When the original BUFR data contained structured fields (e.g., nested subfields within a record), these have been flattened into a single column name using dot notation.
Example:
Suppose a BUFR record had a structured field like this:
WNDSQ1 (struct)
├── WSPD (Wind Speed)
├── WDIR (Wind Direction)
This structure is flattened into the following column names:
| Column name | Meaning |
|---|---|
WNDSQ1.WSPD |
Wind Speed for WNDSQ1 |
WNDSQ1.WDIR |
Wind Direction for WNDSQ1 |
How to Interpret These Fields?
- The prefix (
WNDSQ1) corresponds to a category or grouping in BUFR. - The suffix (
WSPD,WDIR, etc.) is the actual measured variable. - If multiple similar structures exist (e.g.,
WNDSQ2), they follow the same convention (WNDSQ2.WSPD,WNDSQ2.WDIR).
Why This Matters
- Maintains clarity while flattening structured data.
- Prevents collisions between similarly named subfields.

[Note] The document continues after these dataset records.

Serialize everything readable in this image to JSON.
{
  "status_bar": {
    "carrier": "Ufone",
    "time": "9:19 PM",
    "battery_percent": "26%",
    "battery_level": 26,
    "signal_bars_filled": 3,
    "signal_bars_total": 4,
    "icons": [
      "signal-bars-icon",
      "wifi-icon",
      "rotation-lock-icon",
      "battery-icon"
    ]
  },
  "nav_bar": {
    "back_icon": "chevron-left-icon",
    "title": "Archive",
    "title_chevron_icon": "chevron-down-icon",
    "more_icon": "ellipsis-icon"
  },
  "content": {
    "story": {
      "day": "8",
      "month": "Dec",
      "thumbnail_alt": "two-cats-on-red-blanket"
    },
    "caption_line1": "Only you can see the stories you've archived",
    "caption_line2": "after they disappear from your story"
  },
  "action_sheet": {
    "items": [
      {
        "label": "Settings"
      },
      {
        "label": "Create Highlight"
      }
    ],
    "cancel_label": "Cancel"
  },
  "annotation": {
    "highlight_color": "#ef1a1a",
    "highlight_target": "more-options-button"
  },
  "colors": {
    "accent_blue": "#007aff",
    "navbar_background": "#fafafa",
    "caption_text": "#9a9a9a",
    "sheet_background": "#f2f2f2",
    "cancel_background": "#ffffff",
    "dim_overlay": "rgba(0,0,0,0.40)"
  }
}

- Allows for easy selection of related variables depending on query tool (
WNDSQ1.*to get all wind-related fields).
⏳ Understanding .DT and .RH Fields
What Does .DT... Mean?
Fields prefixed with .DT represent time durations associated with a specific measurement. The unit of these is indicated by the first letter following .DT,and the measurement is question is the remainder of the field name (e.g. .DTMMXGS modifies MXGS and is a duration in minutes).
Example: .DTMMXGS
- Full Name:
WNDSQ1.WNDSQ2..DTMMXGS - Meaning: Time duration (in minutes) over which the maximum wind gust (
WNDSQ1.WNDSQ2.MXGS) was recorded. - Example Value:
10→ The max gust was measured over a 10-minute period.30→ The max gust was measured over a 30-minute period.
Other .DT... Fields
| Name | Meaning |
|---|---|
.DTHMXTM |
Time duration for which a max temperature (MXTM) is valid (e.g. previous 12 vs 24 hours) |
.DTHTOPC |
Time period total precipitation accumulation |
If you encounter a .DT... field, you can assume it represents a time period for the associated measurement (usually the following column). Note that this field can be missing (null-value); in this case it is up to the user to decide whether to assume a time duration or discard the data.
What Does .RE... Mean?
Fields prefixed with .RE are general modifiers for other fields, which are given by the remainder of the field name (e.g. .REHOVI is a modifier of HOVI). The meaning of the .RE flag is given by this code table.
Example: .REHOVI=0, HOVI=200
- Meaning: from table, a
.RE...value of 0 means "the true value of the following parameter is below the minimum value which can be assessed with the system in use". This indicates that the horizontal visibility is less than 200 meters.
Different airports may have different minimum visibility. This field can also be missing (null value), in which case a reasonable interpretation would be that the HOVI field, if not also null, indicates the actual visibility.